Medicina especializada bate em seus limites
A imunologista Akiko Iwasaki, da Universidade de Yale, se dedica à pesquisa das causas da covid longa, assim como de outras síndromes pós-infecção, para que os médicos possam fornecer tratamento mais adequado.
Os problemas que os pacientes atuais estão relatando – fadiga extrema, dores, dificuldade de concentração – são comparáveis aos resultantes de outras doenças no passado.
"O histórico é que esses sintomas têm definitivamente sido descartados. Houve muito poucos estudos científicos, apesar do impacto severo que essas condições têm sobre os indivíduos."
Agora muitos pacientes com covid longa relatam o mesmo descaso. Com o surgimento da covid-19, de repente há milhões desenvolvendo uma amplitude de sintomas que vão de neurológicos a cardiológicos ao mesmo tempo, deixando médicos atônitos.
"Quando tantos sistemas estão envolvidos, um especialista não sabe como lidar. Precisamos mudar isso", reivindica Iwasaki.
Alguns países estão ampliando as pesquisas sobre as consequências de longo prazo das infecções com o coronavírus Sars-Cov-2. O Congresso dos Estados Unidos dedicou mais de US$ 1 bilhão aos Institutos Nacionais de Saúde, para esse fim; o governo britânico investiu quase 20 milhões de libras (US$ 27,54 milhões) numa série de estudos.
Ceticismo, o grande inimigo
Por todo o mundo, clínicas para a covid longa já oferecem cuidados especiais aos atingidos pela síndrome, porém muitos ainda não têm acesso a esse tratamento. E os felizardos que têm, podem ainda enfrentar incredulidade em outros círculos.
Para Amy Pelicano, diretora de gestão de projetos em Cincinnati, EUA, a maior carga de ceticismo parte de sua própria família. Antes de contrair covid-19, nos primeiros tempos da pandemia, ela adorava fazer acrobacias com as netas: mais de um ano depois, ainda tem uma tosse persistente que a impede de falar, além de névoa mental e frequência cardíaca alta.

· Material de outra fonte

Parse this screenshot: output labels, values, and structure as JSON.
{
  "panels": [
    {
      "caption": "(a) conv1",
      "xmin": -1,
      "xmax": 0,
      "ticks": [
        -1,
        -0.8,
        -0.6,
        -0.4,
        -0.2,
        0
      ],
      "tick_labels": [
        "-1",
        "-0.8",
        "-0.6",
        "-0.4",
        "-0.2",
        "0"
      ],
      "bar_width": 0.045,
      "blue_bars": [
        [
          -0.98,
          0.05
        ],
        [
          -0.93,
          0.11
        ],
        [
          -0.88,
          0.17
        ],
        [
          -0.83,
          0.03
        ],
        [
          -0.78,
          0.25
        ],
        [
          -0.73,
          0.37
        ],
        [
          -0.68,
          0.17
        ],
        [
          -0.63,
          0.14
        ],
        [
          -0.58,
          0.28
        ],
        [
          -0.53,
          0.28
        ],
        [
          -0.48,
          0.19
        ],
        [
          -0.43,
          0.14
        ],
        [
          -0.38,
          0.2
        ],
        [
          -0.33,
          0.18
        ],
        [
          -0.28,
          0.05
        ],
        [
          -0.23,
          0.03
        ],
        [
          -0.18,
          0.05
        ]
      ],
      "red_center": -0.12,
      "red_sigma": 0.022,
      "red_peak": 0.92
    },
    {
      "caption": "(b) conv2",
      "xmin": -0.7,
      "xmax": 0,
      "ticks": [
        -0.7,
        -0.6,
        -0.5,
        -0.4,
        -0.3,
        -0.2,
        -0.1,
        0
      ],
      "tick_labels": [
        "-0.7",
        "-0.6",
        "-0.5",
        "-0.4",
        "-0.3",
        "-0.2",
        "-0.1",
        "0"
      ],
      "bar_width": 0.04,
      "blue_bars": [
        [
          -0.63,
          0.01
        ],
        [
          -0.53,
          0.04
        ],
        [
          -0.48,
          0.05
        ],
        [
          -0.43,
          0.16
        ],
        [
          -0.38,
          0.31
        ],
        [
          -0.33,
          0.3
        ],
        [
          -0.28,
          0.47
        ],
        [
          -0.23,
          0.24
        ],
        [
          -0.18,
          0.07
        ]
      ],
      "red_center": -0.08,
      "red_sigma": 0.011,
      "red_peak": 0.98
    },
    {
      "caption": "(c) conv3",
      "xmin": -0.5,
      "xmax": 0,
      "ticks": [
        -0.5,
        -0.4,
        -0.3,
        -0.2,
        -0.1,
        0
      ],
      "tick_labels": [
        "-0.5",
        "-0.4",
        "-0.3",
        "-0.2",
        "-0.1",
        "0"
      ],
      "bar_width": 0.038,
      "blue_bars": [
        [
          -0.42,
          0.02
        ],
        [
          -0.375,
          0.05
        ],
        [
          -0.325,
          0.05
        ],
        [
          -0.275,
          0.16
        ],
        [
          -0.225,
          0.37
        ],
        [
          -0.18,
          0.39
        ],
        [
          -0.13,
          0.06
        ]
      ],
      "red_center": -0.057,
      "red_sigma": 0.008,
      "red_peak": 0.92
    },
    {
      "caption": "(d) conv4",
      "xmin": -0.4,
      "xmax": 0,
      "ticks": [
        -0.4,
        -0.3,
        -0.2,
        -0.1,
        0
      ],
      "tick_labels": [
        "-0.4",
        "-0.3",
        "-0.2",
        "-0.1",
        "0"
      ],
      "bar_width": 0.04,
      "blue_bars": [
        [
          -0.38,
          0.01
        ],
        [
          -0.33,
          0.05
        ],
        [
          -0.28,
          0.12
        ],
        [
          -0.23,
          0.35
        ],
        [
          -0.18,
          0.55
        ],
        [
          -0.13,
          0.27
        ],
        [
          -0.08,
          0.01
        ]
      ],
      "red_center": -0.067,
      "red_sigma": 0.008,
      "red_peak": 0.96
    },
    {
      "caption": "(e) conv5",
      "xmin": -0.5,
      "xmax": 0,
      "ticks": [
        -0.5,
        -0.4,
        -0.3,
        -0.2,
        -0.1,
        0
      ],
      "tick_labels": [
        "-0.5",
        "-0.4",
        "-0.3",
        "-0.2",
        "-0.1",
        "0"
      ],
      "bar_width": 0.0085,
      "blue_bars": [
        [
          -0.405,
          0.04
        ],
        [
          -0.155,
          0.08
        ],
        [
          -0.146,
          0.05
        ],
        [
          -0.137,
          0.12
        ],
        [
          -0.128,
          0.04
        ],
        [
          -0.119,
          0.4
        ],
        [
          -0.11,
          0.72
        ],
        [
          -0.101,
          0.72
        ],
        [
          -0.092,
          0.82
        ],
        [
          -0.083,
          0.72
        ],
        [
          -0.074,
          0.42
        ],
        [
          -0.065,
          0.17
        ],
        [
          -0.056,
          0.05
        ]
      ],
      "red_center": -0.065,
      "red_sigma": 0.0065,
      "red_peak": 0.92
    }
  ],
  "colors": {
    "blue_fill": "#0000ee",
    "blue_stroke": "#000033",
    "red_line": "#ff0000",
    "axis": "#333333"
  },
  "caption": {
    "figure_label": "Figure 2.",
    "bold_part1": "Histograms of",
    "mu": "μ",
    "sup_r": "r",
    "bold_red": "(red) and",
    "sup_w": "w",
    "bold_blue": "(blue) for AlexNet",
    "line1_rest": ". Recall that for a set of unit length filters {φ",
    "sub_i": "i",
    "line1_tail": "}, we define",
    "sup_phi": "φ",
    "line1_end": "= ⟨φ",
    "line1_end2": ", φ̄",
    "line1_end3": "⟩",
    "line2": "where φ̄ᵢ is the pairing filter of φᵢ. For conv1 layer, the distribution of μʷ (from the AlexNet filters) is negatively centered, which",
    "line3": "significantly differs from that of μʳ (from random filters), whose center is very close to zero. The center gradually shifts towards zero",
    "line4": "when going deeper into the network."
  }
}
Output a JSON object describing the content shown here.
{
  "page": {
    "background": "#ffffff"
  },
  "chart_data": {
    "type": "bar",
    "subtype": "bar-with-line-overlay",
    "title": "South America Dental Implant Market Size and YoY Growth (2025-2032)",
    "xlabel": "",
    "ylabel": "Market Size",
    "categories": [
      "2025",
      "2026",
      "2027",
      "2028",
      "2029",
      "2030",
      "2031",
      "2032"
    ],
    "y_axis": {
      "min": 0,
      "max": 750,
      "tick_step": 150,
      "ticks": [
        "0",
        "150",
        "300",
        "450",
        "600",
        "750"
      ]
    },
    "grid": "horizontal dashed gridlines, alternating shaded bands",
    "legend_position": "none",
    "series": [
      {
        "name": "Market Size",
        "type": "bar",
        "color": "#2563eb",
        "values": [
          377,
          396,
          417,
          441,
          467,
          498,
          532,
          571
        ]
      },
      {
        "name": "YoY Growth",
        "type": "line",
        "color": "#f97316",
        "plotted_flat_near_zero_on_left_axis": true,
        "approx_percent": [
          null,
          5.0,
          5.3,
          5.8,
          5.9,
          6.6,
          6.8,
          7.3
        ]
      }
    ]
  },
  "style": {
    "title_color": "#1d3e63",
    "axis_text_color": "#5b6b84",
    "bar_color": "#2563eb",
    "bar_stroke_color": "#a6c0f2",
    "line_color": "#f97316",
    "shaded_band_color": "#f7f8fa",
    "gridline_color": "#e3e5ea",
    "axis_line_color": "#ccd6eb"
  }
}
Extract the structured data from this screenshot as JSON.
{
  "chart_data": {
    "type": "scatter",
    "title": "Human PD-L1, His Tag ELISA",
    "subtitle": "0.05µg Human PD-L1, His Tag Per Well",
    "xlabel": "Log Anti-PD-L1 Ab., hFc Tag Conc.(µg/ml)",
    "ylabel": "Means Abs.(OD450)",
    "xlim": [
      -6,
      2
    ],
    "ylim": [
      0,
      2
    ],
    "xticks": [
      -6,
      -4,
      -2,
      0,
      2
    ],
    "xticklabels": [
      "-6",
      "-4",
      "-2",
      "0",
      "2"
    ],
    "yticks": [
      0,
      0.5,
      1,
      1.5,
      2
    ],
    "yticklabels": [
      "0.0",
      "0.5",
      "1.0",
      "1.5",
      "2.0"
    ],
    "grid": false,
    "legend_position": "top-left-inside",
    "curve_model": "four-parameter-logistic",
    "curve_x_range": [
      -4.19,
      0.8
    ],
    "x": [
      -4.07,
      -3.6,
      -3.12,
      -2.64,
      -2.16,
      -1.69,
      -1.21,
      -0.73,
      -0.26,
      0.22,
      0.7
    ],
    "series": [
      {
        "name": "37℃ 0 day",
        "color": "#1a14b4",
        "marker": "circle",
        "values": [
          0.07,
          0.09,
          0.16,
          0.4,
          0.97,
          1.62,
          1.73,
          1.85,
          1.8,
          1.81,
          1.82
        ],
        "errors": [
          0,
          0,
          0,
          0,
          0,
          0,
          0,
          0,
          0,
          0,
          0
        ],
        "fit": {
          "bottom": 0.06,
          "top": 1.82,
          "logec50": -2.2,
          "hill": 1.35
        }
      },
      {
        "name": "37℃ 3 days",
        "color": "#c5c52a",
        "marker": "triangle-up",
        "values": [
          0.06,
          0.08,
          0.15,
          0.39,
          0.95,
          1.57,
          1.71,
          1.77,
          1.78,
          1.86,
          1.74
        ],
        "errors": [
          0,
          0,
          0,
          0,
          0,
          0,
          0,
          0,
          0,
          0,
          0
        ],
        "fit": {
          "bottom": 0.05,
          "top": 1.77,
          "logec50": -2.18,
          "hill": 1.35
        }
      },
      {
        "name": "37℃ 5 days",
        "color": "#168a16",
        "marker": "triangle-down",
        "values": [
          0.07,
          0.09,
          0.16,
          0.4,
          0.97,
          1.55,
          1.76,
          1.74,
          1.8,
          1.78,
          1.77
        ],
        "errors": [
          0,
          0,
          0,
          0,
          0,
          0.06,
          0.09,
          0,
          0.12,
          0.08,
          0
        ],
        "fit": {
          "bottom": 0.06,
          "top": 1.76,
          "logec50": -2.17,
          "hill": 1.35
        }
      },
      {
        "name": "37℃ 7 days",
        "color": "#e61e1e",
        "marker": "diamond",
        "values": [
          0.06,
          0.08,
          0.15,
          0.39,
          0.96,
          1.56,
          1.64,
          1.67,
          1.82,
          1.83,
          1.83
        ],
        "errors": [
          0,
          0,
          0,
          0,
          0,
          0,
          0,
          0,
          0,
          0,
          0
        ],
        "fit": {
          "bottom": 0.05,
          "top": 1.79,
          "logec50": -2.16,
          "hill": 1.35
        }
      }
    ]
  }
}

Especialistas diagnosticaram covid longa, sem qualquer dúvida, e lhe deram grande apoio, conta. No entanto, diversos parentes insinuaram que ela só estava sendo preguiçosa, fazendo-a duvidar de si.
"Além de me sentir mal fisicamente, me sinto pior emocionalmente, por não ter apoio sólido da minha família, exceto do meu marido." Assim, Pelicano teve que recorrer a um psicoterapeuta.
Em Londres, a/o estudante Yas, que não adota um gênero binário, teve que fazer um certo trabalho de convencimento, antes de ser levada/o a sério. Ela/e agora precisa de muletas ou de cadeira de rodas para se locomover, tão severa é a sua fadiga pós-covid.
De início, muitos pensaram que estivesse exagerando, pois seu pai tivera um caso mais brando de covid longa e conseguia fazer mais coisas. Mas desde então a família e o médico passaram a apoiar mais Yas. "Era frustrante, porque eu sempre tentava fazer meu melhor, então nunca parecia suficiente. Desde que começaram a acreditar em mim, minha saúde mental melhorou muito."
Conscientização
Após levarem meses se justificando para seus médicos e entes queridos, alguns pacientes com covid longa encontraram conforto mútuo. Em grupos de apoio online, eles partilham suas experiências e recursos: lá não são apenas acreditados, mas compreendidos e ajudados.
Para Farrington, o grupo de ajuda a fez "se sentir legitimada". "É uma das razões principais por que eu continuo resistindo."
Em Roma, Esperti passou a advogar pessoalmente a causa, fundando a Long COVID Italia, grupo que une pacientes, pesquisadores e médicos na luta por mais conscientização em torno da síndrome.
Pois, enquanto a covid longa não se tornar uma prioridade de saúde pública, adverte Esperti, muitos terão que investir seu próprio tempo, economias e energia para serem simplesmente acreditados: "Precisamos que os governos se mobilizem, fornecendo tratamento, reabilitação e apoio financeiro. Porque eu perdi 18 meses da minha vida."